The only time I have ever truly, honestly noticed a difference in FPS between running applications in the background vs. limited processes running in a game was on PCs that could barely play the game to begin with. And it was usually on single core CPUs in non-multithreaded programs back in the day.
Unless you have a serious, out of control, poorly maintained computer, i.e. my mother-in-laws vista laptop that hunkered in 105 processes on boot-up, you probably aren't going to notice too big of a difference. You really have to have a slow computer/exuberant amount of applications running to really gain a noticeable affect off of FPS. Granted there are exceptions to the rule, that being some program dialing home or running a scan etc.

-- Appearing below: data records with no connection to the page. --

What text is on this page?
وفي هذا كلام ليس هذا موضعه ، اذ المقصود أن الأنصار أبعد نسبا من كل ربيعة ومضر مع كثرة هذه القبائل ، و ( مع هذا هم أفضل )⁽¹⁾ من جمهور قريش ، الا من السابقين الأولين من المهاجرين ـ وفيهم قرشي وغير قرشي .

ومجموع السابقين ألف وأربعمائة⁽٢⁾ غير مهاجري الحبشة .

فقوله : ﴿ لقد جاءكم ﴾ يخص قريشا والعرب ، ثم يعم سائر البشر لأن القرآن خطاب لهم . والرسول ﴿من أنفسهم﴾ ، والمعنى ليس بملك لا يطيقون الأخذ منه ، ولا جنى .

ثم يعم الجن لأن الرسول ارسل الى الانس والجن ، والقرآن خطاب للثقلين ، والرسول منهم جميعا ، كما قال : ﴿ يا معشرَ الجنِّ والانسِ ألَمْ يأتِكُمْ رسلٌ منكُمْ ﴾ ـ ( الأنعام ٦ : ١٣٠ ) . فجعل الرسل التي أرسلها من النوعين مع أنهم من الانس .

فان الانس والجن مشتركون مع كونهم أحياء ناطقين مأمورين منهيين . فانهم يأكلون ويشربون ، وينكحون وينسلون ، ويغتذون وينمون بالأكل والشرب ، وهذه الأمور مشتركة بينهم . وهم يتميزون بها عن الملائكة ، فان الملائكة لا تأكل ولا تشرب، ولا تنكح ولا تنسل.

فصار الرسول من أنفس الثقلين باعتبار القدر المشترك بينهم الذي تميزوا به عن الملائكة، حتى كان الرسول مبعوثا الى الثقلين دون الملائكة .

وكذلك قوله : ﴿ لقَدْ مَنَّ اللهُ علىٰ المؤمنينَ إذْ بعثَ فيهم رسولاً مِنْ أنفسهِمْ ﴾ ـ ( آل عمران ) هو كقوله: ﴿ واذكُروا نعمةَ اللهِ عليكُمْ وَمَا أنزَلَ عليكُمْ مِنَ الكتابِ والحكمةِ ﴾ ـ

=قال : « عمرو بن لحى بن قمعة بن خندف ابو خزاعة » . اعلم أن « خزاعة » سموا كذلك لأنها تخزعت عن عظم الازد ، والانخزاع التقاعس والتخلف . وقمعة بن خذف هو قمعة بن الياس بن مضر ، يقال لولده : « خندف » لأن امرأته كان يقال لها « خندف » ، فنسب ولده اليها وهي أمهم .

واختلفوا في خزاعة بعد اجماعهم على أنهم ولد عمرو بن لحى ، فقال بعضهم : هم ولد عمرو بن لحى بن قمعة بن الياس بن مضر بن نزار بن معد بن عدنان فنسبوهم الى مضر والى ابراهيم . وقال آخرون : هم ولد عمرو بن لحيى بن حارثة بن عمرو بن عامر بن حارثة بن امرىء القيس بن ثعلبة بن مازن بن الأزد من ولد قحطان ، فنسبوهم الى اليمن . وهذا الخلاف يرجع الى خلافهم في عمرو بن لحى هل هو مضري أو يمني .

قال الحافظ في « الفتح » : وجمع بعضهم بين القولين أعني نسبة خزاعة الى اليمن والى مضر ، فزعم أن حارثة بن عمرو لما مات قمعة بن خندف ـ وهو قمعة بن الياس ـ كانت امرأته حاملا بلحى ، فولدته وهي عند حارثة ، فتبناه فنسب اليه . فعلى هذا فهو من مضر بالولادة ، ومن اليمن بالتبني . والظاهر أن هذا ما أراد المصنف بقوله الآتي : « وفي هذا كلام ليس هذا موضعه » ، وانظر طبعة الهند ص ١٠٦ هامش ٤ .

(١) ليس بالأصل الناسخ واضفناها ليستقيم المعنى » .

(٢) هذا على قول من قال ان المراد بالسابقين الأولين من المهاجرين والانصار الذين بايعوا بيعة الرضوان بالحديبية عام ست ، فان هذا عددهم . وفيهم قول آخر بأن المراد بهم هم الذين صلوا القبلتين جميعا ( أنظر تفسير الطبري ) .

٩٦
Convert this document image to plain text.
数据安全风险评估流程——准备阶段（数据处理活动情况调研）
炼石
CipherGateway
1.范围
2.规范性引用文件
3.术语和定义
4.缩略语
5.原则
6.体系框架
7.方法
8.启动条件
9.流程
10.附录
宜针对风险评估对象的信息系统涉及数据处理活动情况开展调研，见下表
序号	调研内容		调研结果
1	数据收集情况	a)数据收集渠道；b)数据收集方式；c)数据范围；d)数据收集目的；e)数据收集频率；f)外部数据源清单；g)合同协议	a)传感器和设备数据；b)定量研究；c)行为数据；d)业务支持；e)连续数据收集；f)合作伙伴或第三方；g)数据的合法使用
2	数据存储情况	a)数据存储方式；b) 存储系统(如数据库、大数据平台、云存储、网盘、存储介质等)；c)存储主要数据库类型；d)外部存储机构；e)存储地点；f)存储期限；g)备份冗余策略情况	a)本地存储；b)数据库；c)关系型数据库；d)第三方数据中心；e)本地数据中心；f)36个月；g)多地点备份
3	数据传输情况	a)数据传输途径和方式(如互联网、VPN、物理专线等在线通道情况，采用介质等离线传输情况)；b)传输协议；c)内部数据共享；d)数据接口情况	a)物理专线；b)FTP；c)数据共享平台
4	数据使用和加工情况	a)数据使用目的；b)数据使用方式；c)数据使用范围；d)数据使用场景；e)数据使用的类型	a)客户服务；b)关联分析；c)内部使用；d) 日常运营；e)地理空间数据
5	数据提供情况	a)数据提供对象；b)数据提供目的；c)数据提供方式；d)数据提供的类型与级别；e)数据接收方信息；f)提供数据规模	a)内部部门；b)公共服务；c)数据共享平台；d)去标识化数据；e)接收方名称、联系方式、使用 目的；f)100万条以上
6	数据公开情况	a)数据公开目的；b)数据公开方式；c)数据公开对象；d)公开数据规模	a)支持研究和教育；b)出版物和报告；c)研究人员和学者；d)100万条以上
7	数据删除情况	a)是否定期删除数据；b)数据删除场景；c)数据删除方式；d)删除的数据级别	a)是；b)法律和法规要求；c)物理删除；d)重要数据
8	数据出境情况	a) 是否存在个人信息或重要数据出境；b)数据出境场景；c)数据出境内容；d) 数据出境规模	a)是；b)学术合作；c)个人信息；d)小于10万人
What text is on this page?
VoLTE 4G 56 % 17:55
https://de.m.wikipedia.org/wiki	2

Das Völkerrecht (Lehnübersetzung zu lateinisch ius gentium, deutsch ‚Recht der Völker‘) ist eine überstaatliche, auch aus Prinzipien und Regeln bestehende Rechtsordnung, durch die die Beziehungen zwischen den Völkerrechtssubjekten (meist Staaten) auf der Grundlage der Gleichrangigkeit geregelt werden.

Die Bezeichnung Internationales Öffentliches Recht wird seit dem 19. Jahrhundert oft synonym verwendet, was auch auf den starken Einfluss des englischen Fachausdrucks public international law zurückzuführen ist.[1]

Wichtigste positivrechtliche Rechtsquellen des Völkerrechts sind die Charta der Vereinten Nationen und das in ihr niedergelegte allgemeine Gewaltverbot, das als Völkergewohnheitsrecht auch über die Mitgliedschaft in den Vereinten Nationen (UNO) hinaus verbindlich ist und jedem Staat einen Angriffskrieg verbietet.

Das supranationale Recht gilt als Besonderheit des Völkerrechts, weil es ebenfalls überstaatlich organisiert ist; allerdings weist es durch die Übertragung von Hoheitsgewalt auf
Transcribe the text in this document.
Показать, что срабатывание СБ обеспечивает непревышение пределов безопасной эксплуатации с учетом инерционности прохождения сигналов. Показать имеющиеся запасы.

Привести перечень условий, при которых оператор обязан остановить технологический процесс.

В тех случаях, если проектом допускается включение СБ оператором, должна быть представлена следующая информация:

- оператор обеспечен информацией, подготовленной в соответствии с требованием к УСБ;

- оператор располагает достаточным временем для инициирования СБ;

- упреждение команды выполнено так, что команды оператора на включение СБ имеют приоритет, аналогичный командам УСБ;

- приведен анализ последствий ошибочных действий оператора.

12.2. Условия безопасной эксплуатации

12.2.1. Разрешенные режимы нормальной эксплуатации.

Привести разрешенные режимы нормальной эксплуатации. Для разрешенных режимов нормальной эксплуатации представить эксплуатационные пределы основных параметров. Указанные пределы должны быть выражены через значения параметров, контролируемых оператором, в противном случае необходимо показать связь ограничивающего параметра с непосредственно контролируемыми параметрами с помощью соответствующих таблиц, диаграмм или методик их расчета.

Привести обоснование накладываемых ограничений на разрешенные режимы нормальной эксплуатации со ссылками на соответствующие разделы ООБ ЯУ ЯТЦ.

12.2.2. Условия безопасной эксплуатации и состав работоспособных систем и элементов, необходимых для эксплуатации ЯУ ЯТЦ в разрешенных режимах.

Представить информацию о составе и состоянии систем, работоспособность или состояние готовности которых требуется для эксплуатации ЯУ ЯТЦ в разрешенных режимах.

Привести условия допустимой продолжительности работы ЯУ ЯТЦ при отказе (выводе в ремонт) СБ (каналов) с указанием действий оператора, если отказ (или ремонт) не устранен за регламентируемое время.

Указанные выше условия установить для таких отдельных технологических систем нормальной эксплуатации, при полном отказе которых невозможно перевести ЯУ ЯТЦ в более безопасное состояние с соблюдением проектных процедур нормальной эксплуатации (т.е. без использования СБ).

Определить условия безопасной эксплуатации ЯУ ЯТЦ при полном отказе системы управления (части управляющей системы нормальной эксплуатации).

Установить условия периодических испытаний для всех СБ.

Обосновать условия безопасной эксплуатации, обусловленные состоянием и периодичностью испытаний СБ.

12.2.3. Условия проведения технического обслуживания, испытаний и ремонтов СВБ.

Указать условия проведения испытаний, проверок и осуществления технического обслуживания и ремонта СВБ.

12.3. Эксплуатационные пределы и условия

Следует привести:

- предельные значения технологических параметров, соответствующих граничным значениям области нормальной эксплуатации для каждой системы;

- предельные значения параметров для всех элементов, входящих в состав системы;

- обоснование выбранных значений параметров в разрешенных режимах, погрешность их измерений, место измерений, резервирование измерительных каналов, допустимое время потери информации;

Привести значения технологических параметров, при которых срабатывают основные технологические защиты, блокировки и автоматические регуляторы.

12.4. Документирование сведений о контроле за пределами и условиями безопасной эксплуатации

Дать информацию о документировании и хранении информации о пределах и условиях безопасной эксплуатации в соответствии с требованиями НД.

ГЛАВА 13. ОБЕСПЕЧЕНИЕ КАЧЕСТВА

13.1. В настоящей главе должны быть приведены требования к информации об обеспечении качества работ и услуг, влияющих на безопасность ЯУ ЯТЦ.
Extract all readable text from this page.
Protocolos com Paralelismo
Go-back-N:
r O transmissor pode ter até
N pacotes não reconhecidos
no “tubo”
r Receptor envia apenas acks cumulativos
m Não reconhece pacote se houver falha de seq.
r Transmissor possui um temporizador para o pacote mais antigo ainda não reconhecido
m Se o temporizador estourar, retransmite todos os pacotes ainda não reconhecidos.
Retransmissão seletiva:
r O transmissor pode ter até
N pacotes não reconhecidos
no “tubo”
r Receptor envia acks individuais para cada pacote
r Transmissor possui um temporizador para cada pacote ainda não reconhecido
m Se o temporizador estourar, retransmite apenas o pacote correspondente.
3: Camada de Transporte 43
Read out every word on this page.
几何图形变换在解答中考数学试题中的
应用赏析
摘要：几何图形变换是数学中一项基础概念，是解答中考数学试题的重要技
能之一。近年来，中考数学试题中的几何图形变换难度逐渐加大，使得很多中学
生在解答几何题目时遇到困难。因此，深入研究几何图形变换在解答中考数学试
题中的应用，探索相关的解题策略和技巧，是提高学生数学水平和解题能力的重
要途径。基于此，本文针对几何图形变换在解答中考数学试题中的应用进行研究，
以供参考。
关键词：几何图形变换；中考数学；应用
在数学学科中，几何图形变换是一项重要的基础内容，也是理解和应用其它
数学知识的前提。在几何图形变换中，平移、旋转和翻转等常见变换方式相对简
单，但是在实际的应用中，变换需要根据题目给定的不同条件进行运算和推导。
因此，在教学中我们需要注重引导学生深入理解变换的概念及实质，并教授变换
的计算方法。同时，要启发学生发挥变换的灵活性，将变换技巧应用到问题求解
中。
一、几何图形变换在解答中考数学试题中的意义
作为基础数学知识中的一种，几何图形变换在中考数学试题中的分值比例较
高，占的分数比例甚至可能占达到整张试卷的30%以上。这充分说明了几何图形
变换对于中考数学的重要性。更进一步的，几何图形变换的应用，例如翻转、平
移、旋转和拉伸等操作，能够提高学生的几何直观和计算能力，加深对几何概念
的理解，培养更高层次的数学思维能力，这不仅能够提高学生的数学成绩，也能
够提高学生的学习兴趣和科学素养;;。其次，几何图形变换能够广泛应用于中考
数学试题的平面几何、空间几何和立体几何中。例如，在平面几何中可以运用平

These will more than likely show a hiccup.
At this moment typing this I have 54 processes running on my Win7 computer (2.8ghz C2D, 4GB Ram). If I went all nazi and turned off 20 processes, I can safely say I'd see a noticeable difference in FPS performance.
Now I'm not against keeping stuff out of the background, the 54 I have running now are programs I use fairly often that I warrant leaving them in the taskbar etc (Steam, Keyboard profiler, Gmail, AV, Mouse profiler etc). Keeping your programs limited will help your boot-up time and certain multi-tasking things, but if you consistently have to keep killing apps to keep your computer running smoothly, you may be in need of an upgrade.
I'm sure some of you will disagree with this, but in my computing experience you don't always have to go on that vegan diet.